A. 主な違いは法律の目的にあります。2022年施行の「みどりの食料システム法」は、脱炭素など環境負荷低減を推進するための支援枠組みです。一方、2025年成立の「食料システム法」は、資材費や物流費の高騰を取引価格へ適正に反映させ、持続可能な取引環境を整備することを目的としています。
Q. 「みどりの食料システム法」で認定を受けるメリットは何ですか?
A. 「みどり認定」を取得すると、投資額の税額控除や特別償却といった税制優遇のほか、日本政策金融公庫からの低利融資を受けられます。また、関連する国の補助金申請において採択時の加点措置が適用されるため、環境対応への資金調達を有利に進められる点が大きなメリットです。

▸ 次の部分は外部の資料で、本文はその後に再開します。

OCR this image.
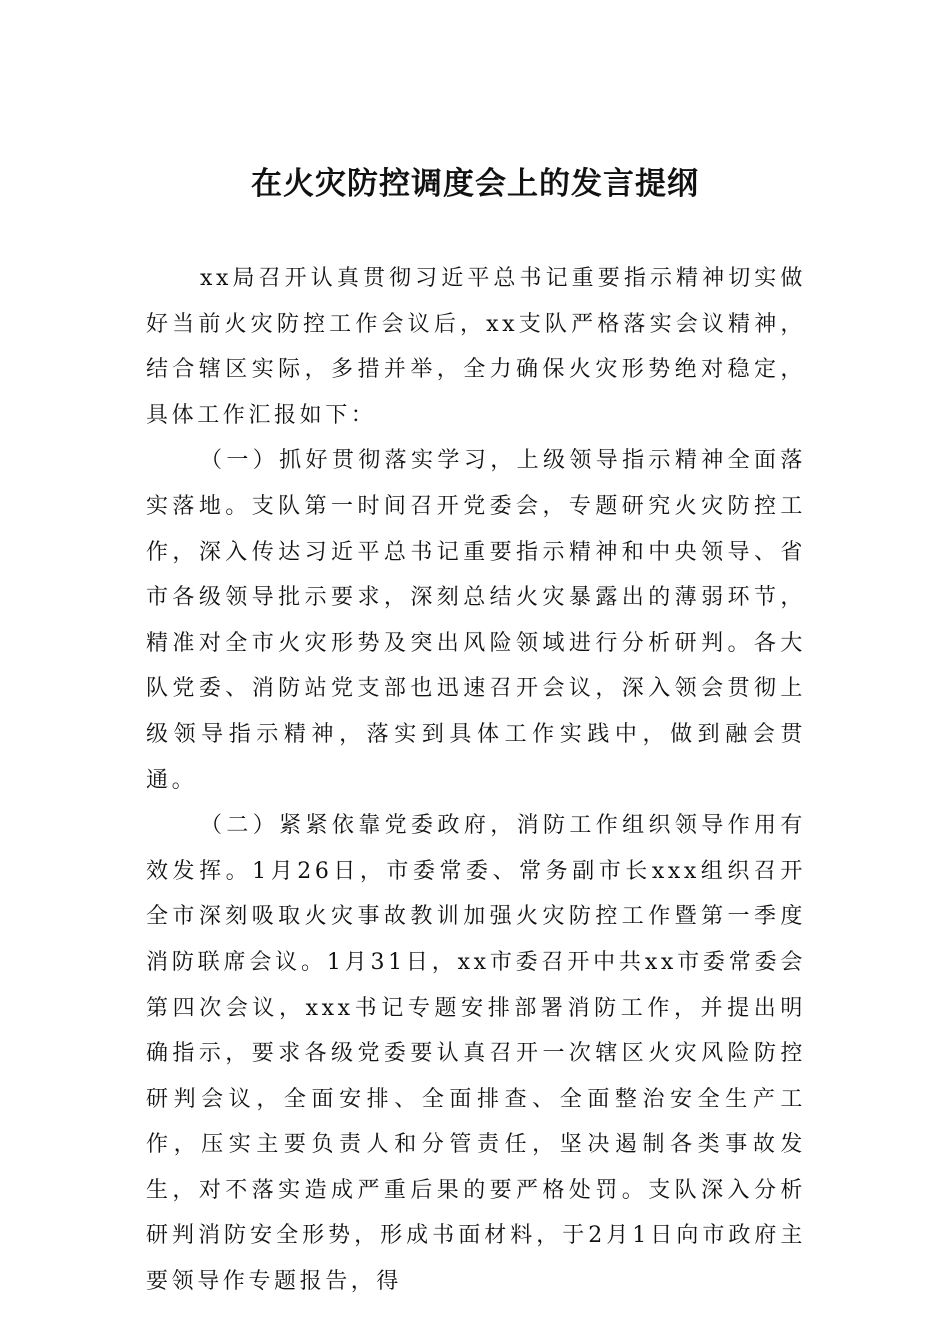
在火灾防控调度会上的发言提纲

xx局召开认真贯彻习近平总书记重要指示精神切实做好当前火灾防控工作会议后，xx支队严格落实会议精神，结合辖区实际，多措并举，全力确保火灾形势绝对稳定，具体工作汇报如下：

（一）抓好贯彻落实学习，上级领导指示精神全面落实落地。支队第一时间召开党委会，专题研究火灾防控工作，深入传达习近平总书记重要指示精神和中央领导、省市各级领导批示要求，深刻总结火灾暴露出的薄弱环节，精准对全市火灾形势及突出风险领域进行分析研判。各大队党委、消防站党支部也迅速召开会议，深入领会贯彻上级领导指示精神，落实到具体工作实践中，做到融会贯通。

（二）紧紧依靠党委政府，消防工作组织领导作用有效发挥。1月26日，市委常委、常务副市长xxx组织召开全市深刻吸取火灾事故教训加强火灾防控工作暨第一季度消防联席会议。1月31日，xx市委召开中共xx市委常委会第四次会议，xxx书记专题安排部署消防工作，并提出明确指示，要求各级党委要认真召开一次辖区火灾风险防控研判会议，全面安排、全面排查、全面整治安全生产工作，压实主要负责人和分管责任，坚决遏制各类事故发生，对不落实造成严重后果的要严格处罚。支队深入分析研判消防安全形势，形成书面材料，于2月1日向市政府主要领导作专题报告，得
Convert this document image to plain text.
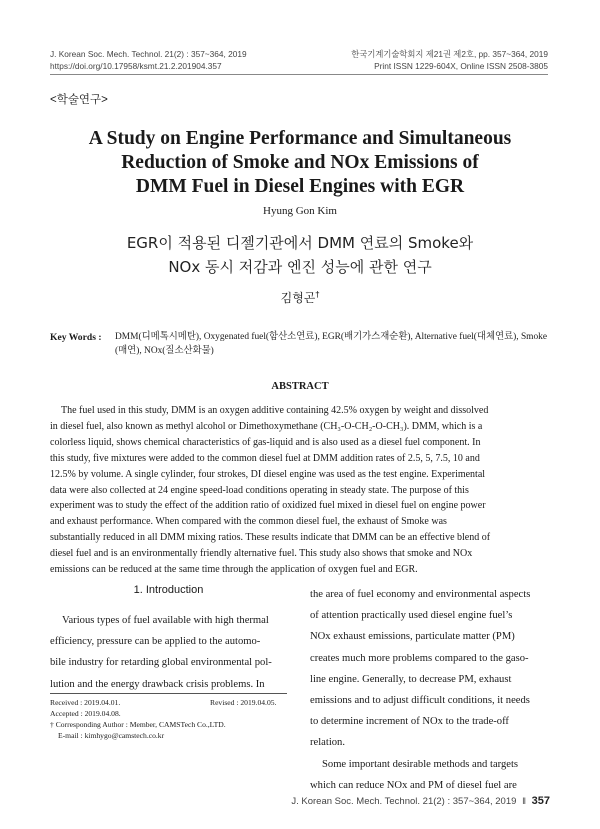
J. Korean Soc. Mech. Technol. 21(2) : 357~364, 2019
https://doi.org/10.17958/ksmt.21.2.201904.357
한국기계기술학회지 제21권 제2호, pp. 357~364, 2019
Print ISSN 1229-604X, Online ISSN 2508-3805
<학술연구>
A Study on Engine Performance and Simultaneous
Reduction of Smoke and NOx Emissions of
DMM Fuel in Diesel Engines with EGR
Hyung Gon Kim
EGR이 적용된 디젤기관에서 DMM 연료의 Smoke와
NOx 동시 저감과 엔진 성능에 관한 연구
김형곤†
Key Words : DMM(디메톡시메탄), Oxygenated fuel(함산소연료), EGR(배기가스재순환), Alternative fuel(대체연료), Smoke
(매연), NOx(질소산화물)
ABSTRACT
The fuel used in this study, DMM is an oxygen additive containing 42.5% oxygen by weight and dissolved
in diesel fuel, also known as methyl alcohol or Dimethoxymethane (CH₃-O-CH₂-O-CH₃). DMM, which is a
colorless liquid, shows chemical characteristics of gas-liquid and is also used as a diesel fuel component. In
this study, five mixtures were added to the common diesel fuel at DMM addition rates of 2.5, 5, 7.5, 10 and
12.5% by volume. A single cylinder, four strokes, DI diesel engine was used as the test engine. Experimental
data were also collected at 24 engine speed-load conditions operating in steady state. The purpose of this
experiment was to study the effect of the addition ratio of oxidized fuel mixed in diesel fuel on engine power
and exhaust performance. When compared with the common diesel fuel, the exhaust of Smoke was
substantially reduced in all DMM mixing ratios. These results indicate that DMM can be an effective blend of
diesel fuel and is an environmentally friendly alternative fuel. This study also shows that smoke and NOx
emissions can be reduced at the same time through the application of oxygen fuel and EGR.
1. Introduction
Various types of fuel available with high thermal
efficiency, pressure can be applied to the automo-
bile industry for retarding global environmental pol-
lution and the energy drawback crisis problems. In
Received : 2019.04.01.	Revised : 2019.04.05.
Accepted : 2019.04.08.
† Corresponding Author : Member, CAMSTech Co.,LTD.
E-mail : kimhygo@camstech.co.kr
the area of fuel economy and environmental aspects
of attention practically used diesel engine fuel’s
NOx exhaust emissions, particulate matter (PM)
creates much more problems compared to the gaso-
line engine. Generally, to decrease PM, exhaust
emissions and to adjust difficult conditions, it needs
to determine increment of NOx to the trade-off
relation.
Some important desirable methods and targets
which can reduce NOx and PM of diesel fuel are
J. Korean Soc. Mech. Technol. 21(2) : 357~364, 2019 ‖ 357
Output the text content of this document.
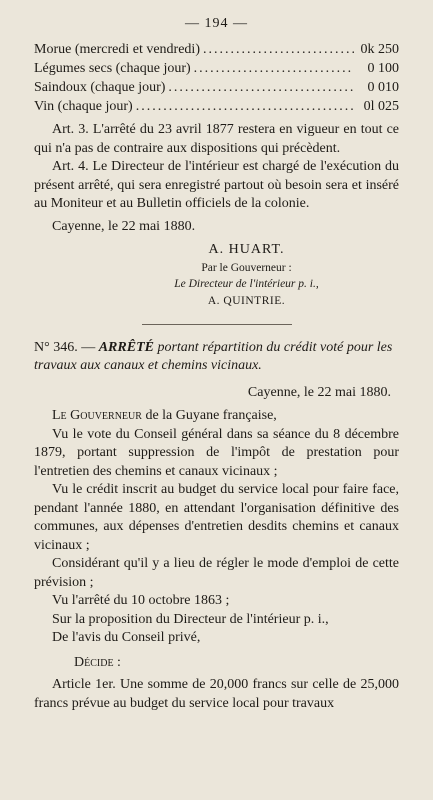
— 194 —
Morue (mercredi et vendredi) .....	0k 250
Légumes secs (chaque jour) .....	0 100
Saindoux (chaque jour) .....	0 010
Vin (chaque jour) .....	0l 025

Art. 3. L'arrêté du 23 avril 1877 restera en vigueur en tout ce qui n'a pas de contraire aux dispositions qui précèdent.

Art. 4. Le Directeur de l'intérieur est chargé de l'exécution du présent arrêté, qui sera enregistré partout où besoin sera et inséré au Moniteur et au Bulletin officiels de la colonie.

Cayenne, le 22 mai 1880.

A. HUART.
Par le Gouverneur :
Le Directeur de l'intérieur p. i.,
A. QUINTRIE.

N° 346. — ARRÊTÉ portant répartition du crédit voté pour les travaux aux canaux et chemins vicinaux.

Cayenne, le 22 mai 1880.

Le Gouverneur de la Guyane française,

Vu le vote du Conseil général dans sa séance du 8 décembre 1879, portant suppression de l'impôt de prestation pour l'entretien des chemins et canaux vicinaux ;

Vu le crédit inscrit au budget du service local pour faire face, pendant l'année 1880, en attendant l'organisation définitive des communes, aux dépenses d'entretien desdits chemins et canaux vicinaux ;

Considérant qu'il y a lieu de régler le mode d'emploi de cette prévision ;

Vu l'arrêté du 10 octobre 1863 ;

Sur la proposition du Directeur de l'intérieur p. i.,

De l'avis du Conseil privé,

Décide :

Article 1er. Une somme de 20,000 francs sur celle de 25,000 francs prévue au budget du service local pour travaux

Q. 食料システム法によって食品・物流事業者はどのような対応が求められますか?
A. 事業者には「持続的な調達」と「適正対価の反映」に関する努力義務が課されます。物流面ではコスト上昇分を適正に取引価格へ転嫁することに加え、共同配送やパレット標準化、コールドチェーンの最適化などを通じた流通の合理化・効率化への取り組みが求められます。